On 19/08/25 7:11 pm, Nico Pache wrote:
The following series provides khugepaged with the capability to collapse anonymous memory regions to mTHPs. To achieve this we generalize the khugepaged functions to no longer depend on PMD_ORDER. Then during the PMD scan, we use a bitmap to track chunks of pages (defined by KHUGEPAGED_MTHP_MIN_ORDER) that are utilized. After the PMD scan is done, we do binary recursion on the bitmap to find the optimal mTHP sizes for the PMD range. The restriction on max_ptes_none is removed during the scan, to make sure we account for the whole PMD range. When no mTHP size is enabled, the legacy behavior of khugepaged is maintained. max_ptes_none will be scaled by the attempted collapse order to determine how full a mTHP must be to be eligible for the collapse to occur. If a mTHP collapse is attempted, but contains swapped out, or shared pages, we don't perform the collapse.
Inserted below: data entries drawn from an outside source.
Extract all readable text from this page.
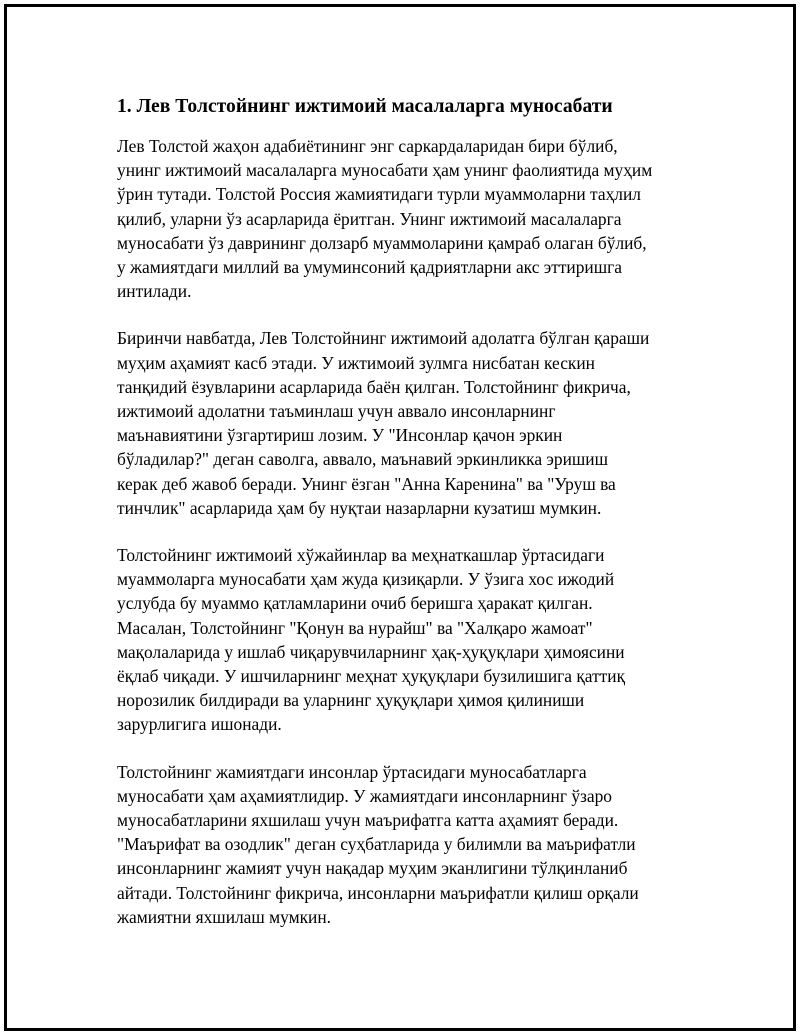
1. Лев Толстойнинг ижтимоий масалаларга муносабати

Лев Толстой жаҳон адабиётининг энг саркардаларидан бири бўлиб,
унинг ижтимоий масалаларга муносабати ҳам унинг фаолиятида муҳим
ўрин тутади. Толстой Россия жамиятидаги турли муаммоларни таҳлил
қилиб, уларни ўз асарларида ёритган. Унинг ижтимоий масалаларга
муносабати ўз даврининг долзарб муаммоларини қамраб олаган бўлиб,
у жамиятдаги миллий ва умуминсоний қадриятларни акс эттиришга
интилади.

Биринчи навбатда, Лев Толстойнинг ижтимоий адолатга бўлган қараши
муҳим аҳамият касб этади. У ижтимоий зулмга нисбатан кескин
танқидий ёзувларини асарларида баён қилган. Толстойнинг фикрича,
ижтимоий адолатни таъминлаш учун аввало инсонларнинг
маънавиятини ўзгартириш лозим. У "Инсонлар қачон эркин
бўладилар?" деган саволга, аввало, маънавий эркинликка эришиш
керак деб жавоб беради. Унинг ёзган "Анна Каренина" ва "Уруш ва
тинчлик" асарларида ҳам бу нуқтаи назарларни кузатиш мумкин.

Толстойнинг ижтимоий хўжайинлар ва меҳнаткашлар ўртасидаги
муаммоларга муносабати ҳам жуда қизиқарли. У ўзига хос ижодий
услубда бу муаммо қатламларини очиб беришга ҳаракат қилган.
Масалан, Толстойнинг "Қонун ва нурайш" ва "Халқаро жамоат"
мақолаларида у ишлаб чиқарувчиларнинг ҳақ-ҳуқуқлари ҳимоясини
ёқлаб чиқади. У ишчиларнинг меҳнат ҳуқуқлари бузилишига қаттиқ
норозилик билдиради ва уларнинг ҳуқуқлари ҳимоя қилиниши
зарурлигига ишонади.

Толстойнинг жамиятдаги инсонлар ўртасидаги муносабатларга
муносабати ҳам аҳамиятлидир. У жамиятдаги инсонларнинг ўзаро
муносабатларини яхшилаш учун маърифатга катта аҳамият беради.
"Маърифат ва озодлик" деган суҳбатларида у билимли ва маърифатли
инсонларнинг жамият учун нақадар муҳим эканлигини тўлқинланиб
айтади. Толстойнинг фикрича, инсонларни маърифатли қилиш орқали
жамиятни яхшилаш мумкин.
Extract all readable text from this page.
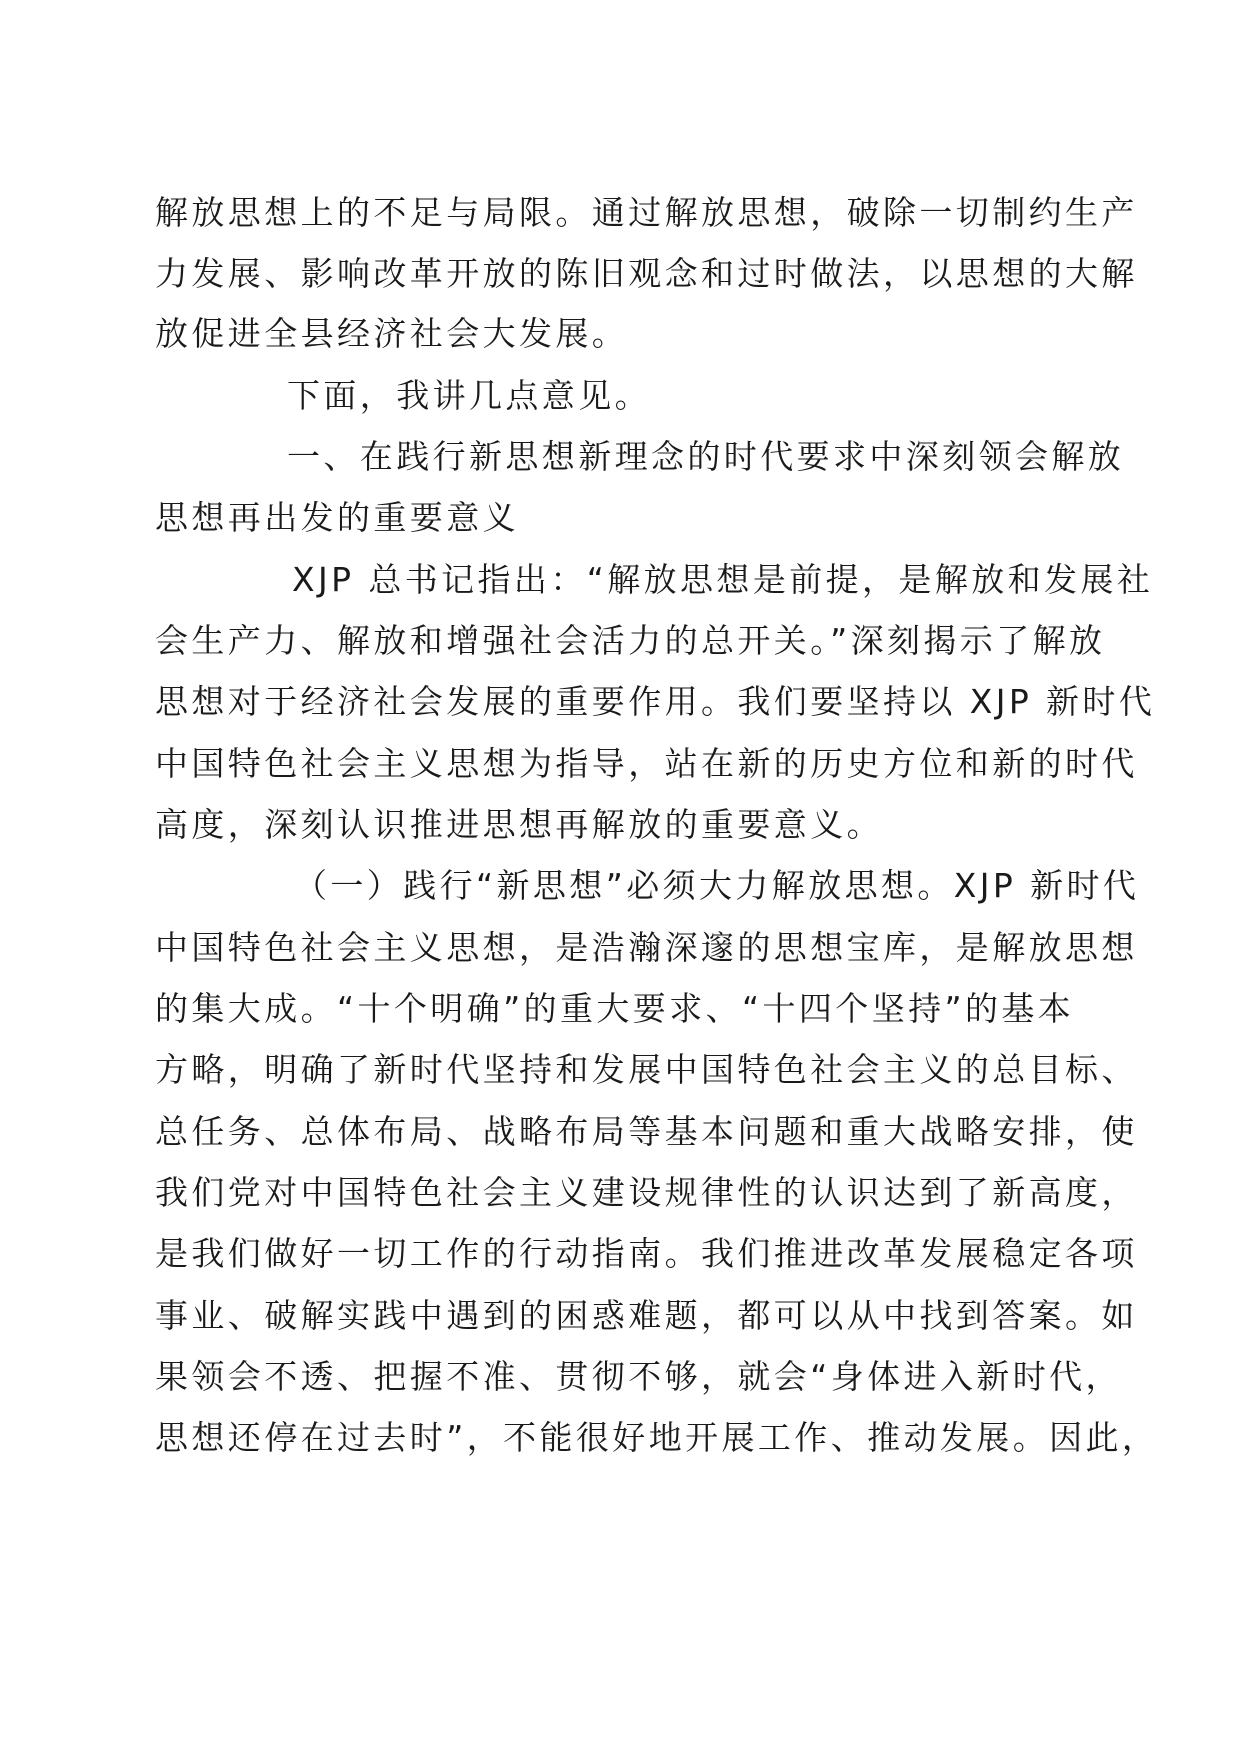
解放思想上的不足与局限。通过解放思想，破除一切制约生产
力发展、影响改革开放的陈旧观念和过时做法，以思想的大解
放促进全县经济社会大发展。
下面，我讲几点意见。
一、在践行新思想新理念的时代要求中深刻领会解放
思想再出发的重要意义
XJP 总书记指出：“解放思想是前提，是解放和发展社
会生产力、解放和增强社会活力的总开关。”深刻揭示了解放
思想对于经济社会发展的重要作用。我们要坚持以 XJP 新时代
中国特色社会主义思想为指导，站在新的历史方位和新的时代
高度，深刻认识推进思想再解放的重要意义。
（一）践行“新思想”必须大力解放思想。XJP 新时代
中国特色社会主义思想，是浩瀚深邃的思想宝库，是解放思想
的集大成。“十个明确”的重大要求、“十四个坚持”的基本
方略，明确了新时代坚持和发展中国特色社会主义的总目标、
总任务、总体布局、战略布局等基本问题和重大战略安排，使
我们党对中国特色社会主义建设规律性的认识达到了新高度，
是我们做好一切工作的行动指南。我们推进改革发展稳定各项
事业、破解实践中遇到的困惑难题，都可以从中找到答案。如
果领会不透、把握不准、贯彻不够，就会“身体进入新时代，
思想还停在过去时”，不能很好地开展工作、推动发展。因此，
It is now also possible to collapse to mTHPs without requiring the PMD THP size to be enabled. With the default max_ptes_none=511, the code should keep its most of its original behavior. When enabling multiple adjacent (m)THP sizes we need to set max_ptes_none<=255. With max_ptes_none > HPAGE_PMD_NR/2 you will experience collapse "creep" and constantly promote mTHPs to the next available size. This is due the fact that a collapse will introduce at least 2x the number of pages, and on a future scan will satisfy the promotion condition once again. Patch 1: Refactor/rename hpage_collapse Patch 2: Some refactoring to combine madvise_collapse and khugepaged Patch 3-5: Generalize khugepaged functions for arbitrary orders Patch 6-8: The mTHP patches Patch 9-10: Allow khugepaged to operate without PMD enabled Patch 11-12: Tracing/stats Patch 13: Documentation
For the next version, it will be really great if you can mention the lore links referencing important ideas guiding the evolution of the algorithm - say, a policy decision we make. (I frequently do that albeit I think I over-do it :)) I am asking because I am completely lost on the current discussion going on around the max_ptes_* scaling (been busy with other stuff).